作者
János L. Tanyi,Sara Bobisse,Eran Ophir,Sandra Tuyaerts,Annalisa Roberti,Raphaël Genolet,Pétra Baumgartner,Brian J. Stevenson,Christian Iseli,Denarda Dangaj,Brian J. Czerniecki,Aikaterini Semilietof,Julien Racle,Alexandra Michel,Ioannis Xénarios,Cheryl Lai-Lai Chiang,Dimitri Monos,Drew A. Torigian,Harvey Nisenbaum,Olivier Michielin,Carl H. June,Bruce L. Levine,Daniel J. Powell,David Gfeller,Rosemarie Mick,Urania Dafni,Vincent Zoete,Alexandre Harari,George Coukos,Lana E. Kandalaft
摘要
We conducted a pilot clinical trial testing a personalized vaccine generated by autologous dendritic cells (DCs) pulsed with oxidized autologous whole-tumor cell lysate (OCDC), which was injected intranodally in platinum-treated, immunotherapy-naïve, recurrent ovarian cancer patients.

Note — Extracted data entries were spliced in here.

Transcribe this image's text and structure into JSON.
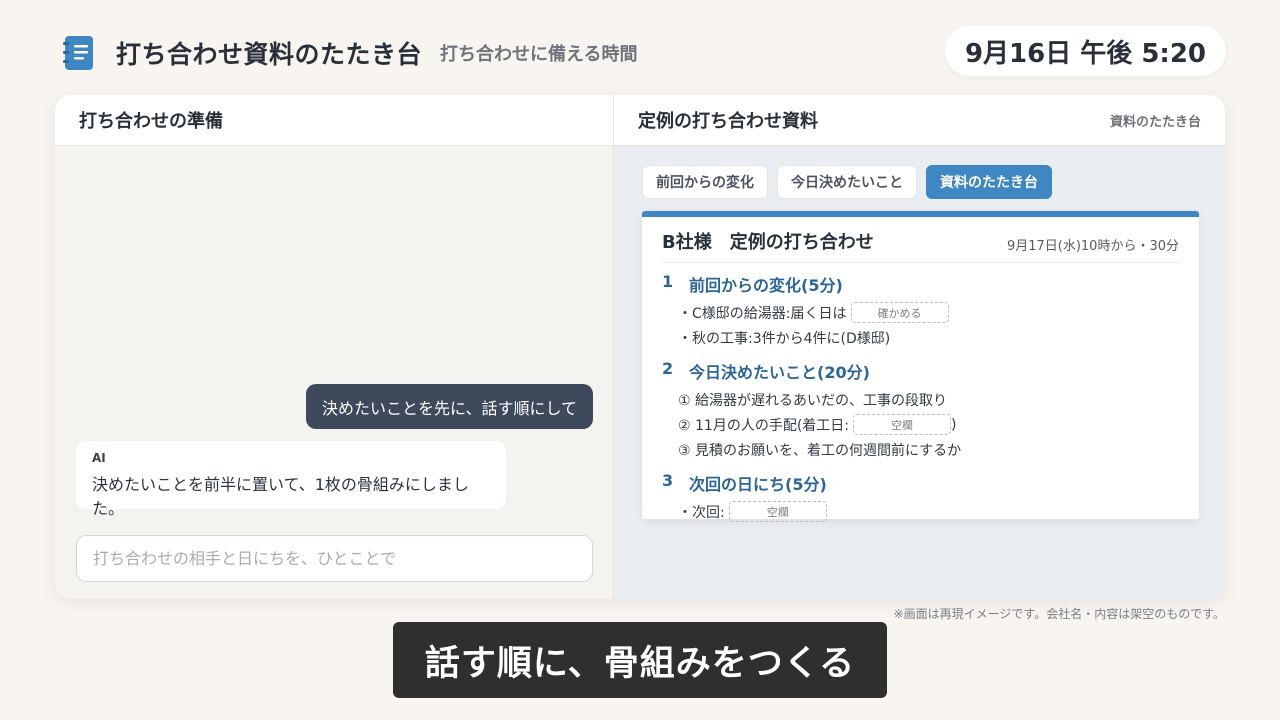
{
  "header": {
    "app_icon": "notebook-icon",
    "title": "打ち合わせ資料のたたき台",
    "subtitle": "打ち合わせに備える時間",
    "datetime": "9月16日 午後 5:20"
  },
  "colors": {
    "accent": "#3f87c3",
    "user_bubble": "#3e4a5c",
    "section_heading": "#2c6596",
    "caption_bg": "#2f2f2f"
  },
  "left_pane": {
    "title": "打ち合わせの準備",
    "user_message": "決めたいことを先に、話す順にして",
    "ai_label": "AI",
    "ai_message": "決めたいことを前半に置いて、1枚の骨組みにしました。",
    "input_placeholder": "打ち合わせの相手と日にちを、ひとことで"
  },
  "right_pane": {
    "title": "定例の打ち合わせ資料",
    "tag": "資料のたたき台",
    "tabs": [
      {
        "label": "前回からの変化",
        "active": false
      },
      {
        "label": "今日決めたいこと",
        "active": false
      },
      {
        "label": "資料のたたき台",
        "active": true
      }
    ],
    "doc": {
      "title": "B社様　定例の打ち合わせ",
      "when": "9月17日(水)10時から・30分",
      "sections": [
        {
          "num": "1",
          "title": "前回からの変化(5分)",
          "l1": "・C様邸の給湯器:届く日は",
          "l1_blank": "確かめる",
          "l2": "・秋の工事:3件から4件に(D様邸)"
        },
        {
          "num": "2",
          "title": "今日決めたいこと(20分)",
          "l1": "① 給湯器が遅れるあいだの、工事の段取り",
          "l2": "② 11月の人の手配(着工日:",
          "l2_blank": "空欄",
          "l2_end": ")",
          "l3": "③ 見積のお願いを、着工の何週間前にするか"
        },
        {
          "num": "3",
          "title": "次回の日にち(5分)",
          "l1": "・次回:",
          "l1_blank": "空欄"
        }
      ]
    }
  },
  "disclaimer": "※画面は再現イメージです。会社名・内容は架空のものです。",
  "caption": "話す順に、骨組みをつくる"
}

OCDC was administered alone (cohort 1, n = 5), in combination with bevacizumab (cohort 2, n = 10), or bevacizumab plus low-dose intravenous cyclophosphamide (cohort 3, n = 10) until disease progression or vaccine exhaustion. A total of 392 vaccine doses were administered without serious adverse events. Vaccination induced T cell responses to autologous tumor antigen, which were associated with significantly prolonged survival. Vaccination also amplified T cell responses against mutated neoepitopes derived from nonsynonymous somatic tumor mutations, and this included priming of T cells against previously unrecognized neoepitopes, as well as novel T cell clones of markedly higher avidity against previously recognized neoepitopes. We conclude that the use of oxidized whole-tumor lysate DC vaccine is safe and effective in eliciting a broad antitumor immunity, including private neoantigens, and warrants further clinical testing.